A team led by an indian-origin scientist has developed an implantable sensor that runs on sugar, and can monitor the body's biological signals to detect, prevent and diagnose diseases.
The sensor developed by Subhanshu Gupta, an assistant professor at the Washington University in the US, and colleagues uses a biofuel cell and harvests glucose from body fluids to run.
The sensor, described in IEEE Transactions of Circuits and Systems journal, has a unique integration of the biofuel cell with electronics to process physiological and biochemical signals with high sensitivity.
Many popular sensors for disease detection are either watches, which need to be recharged, or patches that are worn on the skin, which are superficial and can't be embedded, researchers said.
The sensor developed by the team could also remove the need to prick a finger for testing of certain diseases, such as diabetes.

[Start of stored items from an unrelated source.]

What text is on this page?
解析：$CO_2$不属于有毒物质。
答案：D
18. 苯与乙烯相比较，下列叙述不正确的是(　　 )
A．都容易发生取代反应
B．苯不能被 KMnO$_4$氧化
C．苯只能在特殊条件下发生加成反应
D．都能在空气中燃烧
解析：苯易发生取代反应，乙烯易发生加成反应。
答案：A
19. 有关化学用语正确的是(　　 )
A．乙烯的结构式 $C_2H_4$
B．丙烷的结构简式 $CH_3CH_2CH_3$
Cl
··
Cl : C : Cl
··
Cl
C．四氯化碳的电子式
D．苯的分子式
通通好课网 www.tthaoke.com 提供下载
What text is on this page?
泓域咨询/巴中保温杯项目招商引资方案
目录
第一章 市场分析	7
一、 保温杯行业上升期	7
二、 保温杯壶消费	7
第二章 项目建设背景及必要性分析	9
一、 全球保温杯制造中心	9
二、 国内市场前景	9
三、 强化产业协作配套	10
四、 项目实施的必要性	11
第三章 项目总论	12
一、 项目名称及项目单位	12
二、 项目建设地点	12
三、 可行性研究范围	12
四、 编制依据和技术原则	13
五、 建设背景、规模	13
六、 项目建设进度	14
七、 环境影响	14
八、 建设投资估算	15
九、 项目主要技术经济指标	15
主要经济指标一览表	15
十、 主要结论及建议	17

"The human body carries a lot of fuel in its bodily fluids through blood glucose or lactate around the skin and mouth," said Gupta.
"Using a biofuel cell opens the door to using the body as potential fuel," he said.
The electronics in the sensor use state-of-the-art design and fabrication to consume only a few microwatts of power while being highly sensitive.
Coupling these electronics with the biofuel cell makes it more efficient than traditional battery-powered devices, said Gupta.
Since it relies on body glucose, the sensor's electronics can be powered indefinitely. So, for instance, the sensor could run on sugar produced just under the skin, researchers said.
Unlike commonly used lithium-ion batteries, the biofuel cell is also completely non-toxic, making it more promising as an implant for people, he said.
It is also more stable and sensitive than conventional biofuel cells.
The researchers say their sensor could be manufactured cheaply through mass production, by leveraging economies of scale.
While the sensors have been tested in the lab, the researchers are hoping to test and demonstrate them in blood capillaries, which will require regulatory approval.
The researchers are also working on further improving and increasing the power output of their biofuel cell.
"This brings together the technology for making a biofuel cell with our sophisticated electronics. It is a very good marriage that could work for many future applications," said Gupta.